True, I suppose, but this is the very best migration data available and, in fact, its problems can be generalized beyond that complaint: the IRS migration stats don’t include anyone who didn’t file an income tax return (or count as an exemption on someone else’s return) in both 2007 and 2008. That means that there are some distortions when it comes to people entering the workforce (through immigration or by getting a first job) and people leaving it (i.e., retirees who file their last tax return the year that they move to Florida). It also probably leaves out some low-income earners who don’t file income tax returns at all.
How It Works
More than a few people (starting with @TribData) have asked how I built the map. Here’s the broad outline: IRS Data + Python + county shapefile + MAPublisher + ActionScript 3.0 = interactive map with tons of data
I began with data from the Internal Revenue Service that reports migration stats for every county in the country: inward and outward tables that include number of returns filed, number of exemptions reported on those returns, and aggregate adjusted gross income for those returns. Using Python, I broke down the data and wrote 3,000 XML files (one for each county) plus a grand index file that contains county names and FIPS identifiers and uploaded all of those to our servers.

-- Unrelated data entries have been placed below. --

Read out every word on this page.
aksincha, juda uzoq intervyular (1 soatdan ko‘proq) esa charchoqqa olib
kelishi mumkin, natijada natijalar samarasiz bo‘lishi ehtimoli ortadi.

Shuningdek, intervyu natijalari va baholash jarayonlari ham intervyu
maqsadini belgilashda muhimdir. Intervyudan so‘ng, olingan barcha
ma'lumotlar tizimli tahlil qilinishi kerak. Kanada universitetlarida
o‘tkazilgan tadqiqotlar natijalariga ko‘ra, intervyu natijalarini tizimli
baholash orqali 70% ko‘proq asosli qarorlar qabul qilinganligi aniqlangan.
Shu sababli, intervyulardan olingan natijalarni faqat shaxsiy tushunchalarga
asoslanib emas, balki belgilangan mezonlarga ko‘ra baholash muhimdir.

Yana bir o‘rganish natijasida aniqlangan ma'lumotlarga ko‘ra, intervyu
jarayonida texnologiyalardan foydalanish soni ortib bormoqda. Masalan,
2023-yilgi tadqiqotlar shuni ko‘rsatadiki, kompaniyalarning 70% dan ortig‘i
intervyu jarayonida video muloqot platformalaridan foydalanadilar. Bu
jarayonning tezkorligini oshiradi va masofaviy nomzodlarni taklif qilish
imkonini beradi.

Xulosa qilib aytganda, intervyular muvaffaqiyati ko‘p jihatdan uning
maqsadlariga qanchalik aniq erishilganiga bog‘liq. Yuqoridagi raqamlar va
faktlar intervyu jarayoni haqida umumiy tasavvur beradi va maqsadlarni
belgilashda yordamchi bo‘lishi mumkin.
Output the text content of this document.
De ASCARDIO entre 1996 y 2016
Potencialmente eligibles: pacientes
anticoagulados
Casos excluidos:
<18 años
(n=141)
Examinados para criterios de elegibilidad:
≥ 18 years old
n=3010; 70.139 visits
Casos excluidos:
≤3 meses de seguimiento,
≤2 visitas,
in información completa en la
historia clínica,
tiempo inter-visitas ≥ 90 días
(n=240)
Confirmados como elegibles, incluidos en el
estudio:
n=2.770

The map itself began with a county shapefile that I beautified with Avenza MAPublisher and imported to Flash using the process outlined on Kelso’s Corner. The result is a Flash file in which each county area and outline is its own movie clip, named with FIPS identifiers.
My ActionScript code in the map draws all of these together: it downloads the index XML file, then cycles through all of the county movie clips and adds event listeners for rollovers and clicks to each one (this is what it’s doing as the loading bar creeps across the page).
When the user rolls over a county, the rollover event listener fires, retrieves the county name from the index, and displays it. When the user clicks a county, the click event listener fires, downloads the relevant individual XML file, and draws lines between the clicked-on county and each associated county.